He died, I was 25, had just had my second child, and had this strange feeling all evening. It was a Thursday night. I checked on the baby all the time, just waiting for something to happen to her. Then, at 11PM my brother called. My father had had a heart attack at an airport in London. I was thinking; Oh, the reason for my anxiousness! My worry for the baby totally disappeared. I felt absolutely calm.
The only scary feeling I had was realizing that my generation is the oldest. We are the next to die. Most people are not faced with that until they are grown up. Or old, even.
He married again when I turned 18, though he moved in with his future wife when I was 16. My brother and I lived alone in the old house with the large garden.
I was always trying to impress him. To be good enough. However none of my future plans were acknowledged. I was never encouraged to go for any of my ideas, and even when I suggested following his career, I was told I could never do it. I really never wanted to. I just wanted some encouragement. And I never understood why I never got it.

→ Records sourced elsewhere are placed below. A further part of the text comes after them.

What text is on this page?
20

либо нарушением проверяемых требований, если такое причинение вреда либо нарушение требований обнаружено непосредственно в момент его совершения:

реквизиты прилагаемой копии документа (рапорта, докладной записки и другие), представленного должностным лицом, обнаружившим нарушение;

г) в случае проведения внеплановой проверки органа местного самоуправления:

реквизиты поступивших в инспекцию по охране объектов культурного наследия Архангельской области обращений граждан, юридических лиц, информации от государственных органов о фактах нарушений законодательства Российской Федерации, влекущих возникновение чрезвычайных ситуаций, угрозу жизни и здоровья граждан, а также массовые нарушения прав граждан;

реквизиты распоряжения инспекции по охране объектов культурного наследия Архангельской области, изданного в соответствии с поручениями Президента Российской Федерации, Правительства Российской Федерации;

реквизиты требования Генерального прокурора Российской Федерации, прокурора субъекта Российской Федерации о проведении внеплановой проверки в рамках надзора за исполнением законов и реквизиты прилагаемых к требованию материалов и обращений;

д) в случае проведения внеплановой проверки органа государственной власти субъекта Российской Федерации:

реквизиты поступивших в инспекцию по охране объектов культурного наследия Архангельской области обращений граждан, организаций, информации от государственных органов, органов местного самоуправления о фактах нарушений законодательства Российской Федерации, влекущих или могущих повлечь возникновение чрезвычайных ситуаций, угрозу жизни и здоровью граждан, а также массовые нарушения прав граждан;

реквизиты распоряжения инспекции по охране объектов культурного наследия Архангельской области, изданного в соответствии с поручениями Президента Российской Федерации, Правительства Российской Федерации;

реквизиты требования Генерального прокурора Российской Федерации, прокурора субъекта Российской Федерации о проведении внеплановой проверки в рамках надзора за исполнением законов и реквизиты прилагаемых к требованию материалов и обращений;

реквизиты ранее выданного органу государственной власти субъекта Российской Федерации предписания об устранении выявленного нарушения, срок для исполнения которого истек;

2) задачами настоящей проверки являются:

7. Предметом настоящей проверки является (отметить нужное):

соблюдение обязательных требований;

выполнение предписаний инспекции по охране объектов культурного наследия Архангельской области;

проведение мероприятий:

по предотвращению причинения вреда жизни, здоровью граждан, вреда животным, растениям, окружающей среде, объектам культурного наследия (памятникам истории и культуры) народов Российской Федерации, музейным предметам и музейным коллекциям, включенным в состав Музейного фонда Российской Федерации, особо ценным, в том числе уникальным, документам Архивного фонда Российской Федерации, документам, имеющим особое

I started remembering things after he died. I think (no, I know) I got depressed. I stopped sleeping. And again there was no story, no timeline to follow. Fragments, flashbacks, bits and pieces, that I couldn’t get to fit together with the life I had created after finishing my chaos at 16. I met a man I married, at 18. I had the first of three lovely daughters at 23, the second at 25. I had a job, a life. It was ok, sort of.
Until I started to remember.
I don’t miss him at all. Remembering has almost destroyed me.